夏青用力劈砍出去的刀刃,看似锐利强劲,可并没有砍中任何东西。
华胥用刀的历史,远比夏青要悠久。
另外,当他成为适合者的那一天起,普通人的较量早就不被他放在眼里,包括眼前抱着拼死一搏信念挥出的这一刀,只是眨眼间,夏青的头已经被死死按在了地上,手上的刀也被华胥直接用手折断,无论是速度还是力量,都被彻底的碾压,这就是这个时代人类之间最大的分水岭。
普通人和可以使用龙脉能量的超人们。
华胥感受到手掌下的女人正在努力挣扎,可是区区普通人是不可能从他这个适合者手里挣脱的。

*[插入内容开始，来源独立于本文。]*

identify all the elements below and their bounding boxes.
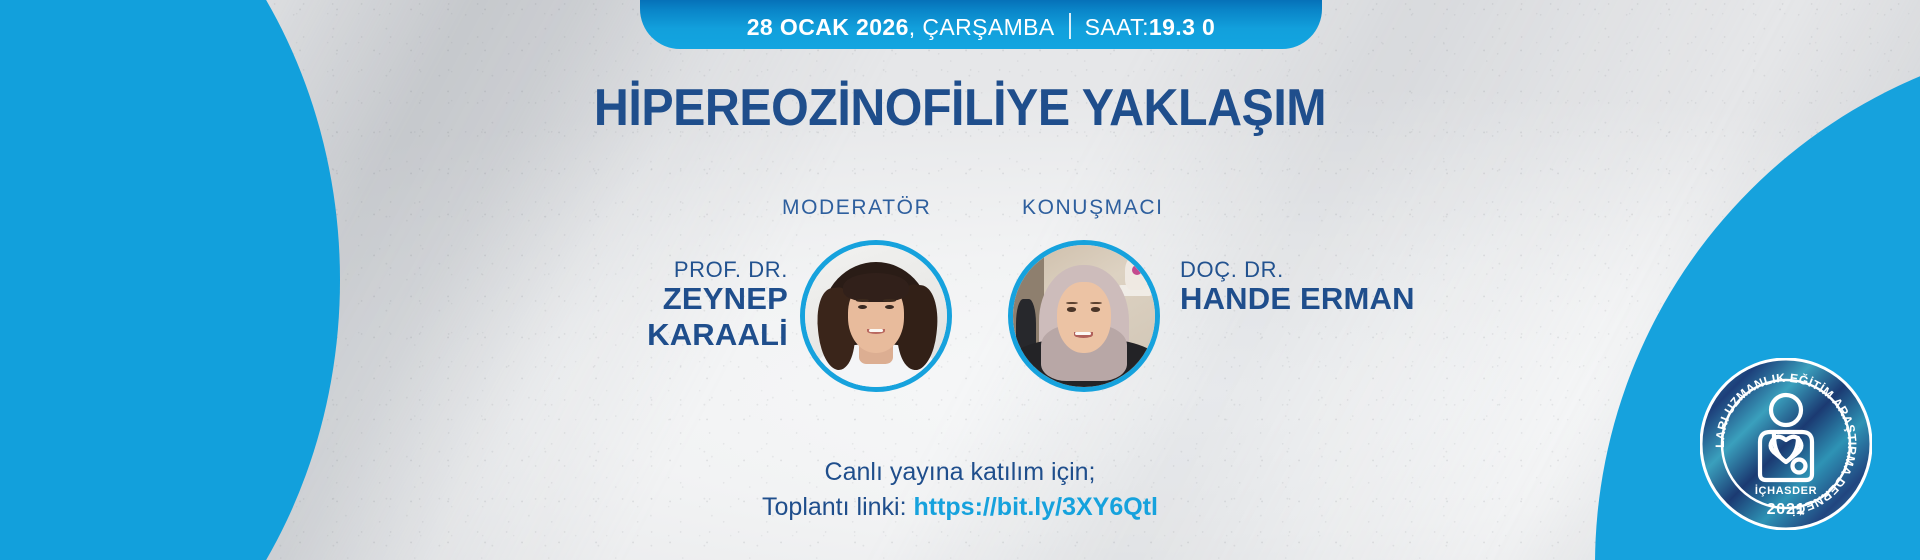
seal-acronym: İÇHASDER [1755,484,1817,497]
speaker-academic-title: DOÇ. DR. [1180,258,1480,281]
speaker-name-block: DOÇ. DR. HANDE ERMAN [1180,258,1480,317]
association-seal: İÇ HASTALIKLARI UZMANLIK EĞİTİM ARAŞTIRM… [1700,358,1872,530]
moderator-academic-title: PROF. DR. [520,258,788,281]
meeting-link[interactable]: https://bit.ly/3XY6Qtl [913,493,1157,521]
time-label: SAAT: [1085,14,1149,41]
association-seal-icon: İÇ HASTALIKLARI UZMANLIK EĞİTİM ARAŞTIRM… [1700,358,1872,530]
event-weekday: , ÇARŞAMBA [909,14,1055,41]
avatar-speaker [1008,240,1160,392]
join-instruction: Canlı yayına katılım için; [0,455,1920,490]
webinar-banner: 28 OCAK 2026, ÇARŞAMBA SAAT: 19.3 0 HİPE… [0,0,1920,560]
event-date: 28 OCAK 2026 [747,14,909,41]
page-title: HİPEREOZİNOFİLİYE YAKLAŞIM [67,78,1853,138]
moderator-name-block: PROF. DR. ZEYNEP KARAALİ [520,258,788,352]
footer-text: Canlı yayına katılım için; Toplantı link… [0,455,1920,524]
moderator-photo [805,245,947,387]
event-time: 19.3 0 [1149,14,1215,41]
role-label-moderator: MODERATÖR [782,196,931,220]
speaker-name: HANDE ERMAN [1180,281,1480,317]
meeting-link-label: Toplantı linki: [762,493,913,521]
moderator-name: ZEYNEP KARAALİ [520,281,788,352]
speaker-photo [1013,245,1155,387]
date-time-pill: 28 OCAK 2026, ÇARŞAMBA SAAT: 19.3 0 [640,0,1322,49]
avatar-moderator [800,240,952,392]
role-label-speaker: KONUŞMACI [1022,196,1164,220]
meeting-link-line: Toplantı linki: https://bit.ly/3XY6Qtl [0,490,1920,525]
pill-divider [1069,13,1071,39]
seal-year: 2021 [1767,501,1806,518]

“我劝你乖乖放弃比较好,交代出你的同伴和你的真正目的,我会让你死的没有痛苦,否则……”
“否则,你又能怎么样?”有什么人来到了华胥的身旁,不等他做出反应,一只脚已经从侧面印在了他的脸庞上,强劲的冲击力直接让华胥沿着地面,滑翔出去,迅速起身后,他看到了昨天在辉夜宫,一击打飞了金的男人,依然穿着昨天抢来的西装和墨镜,站在了身穿披风的女人身旁。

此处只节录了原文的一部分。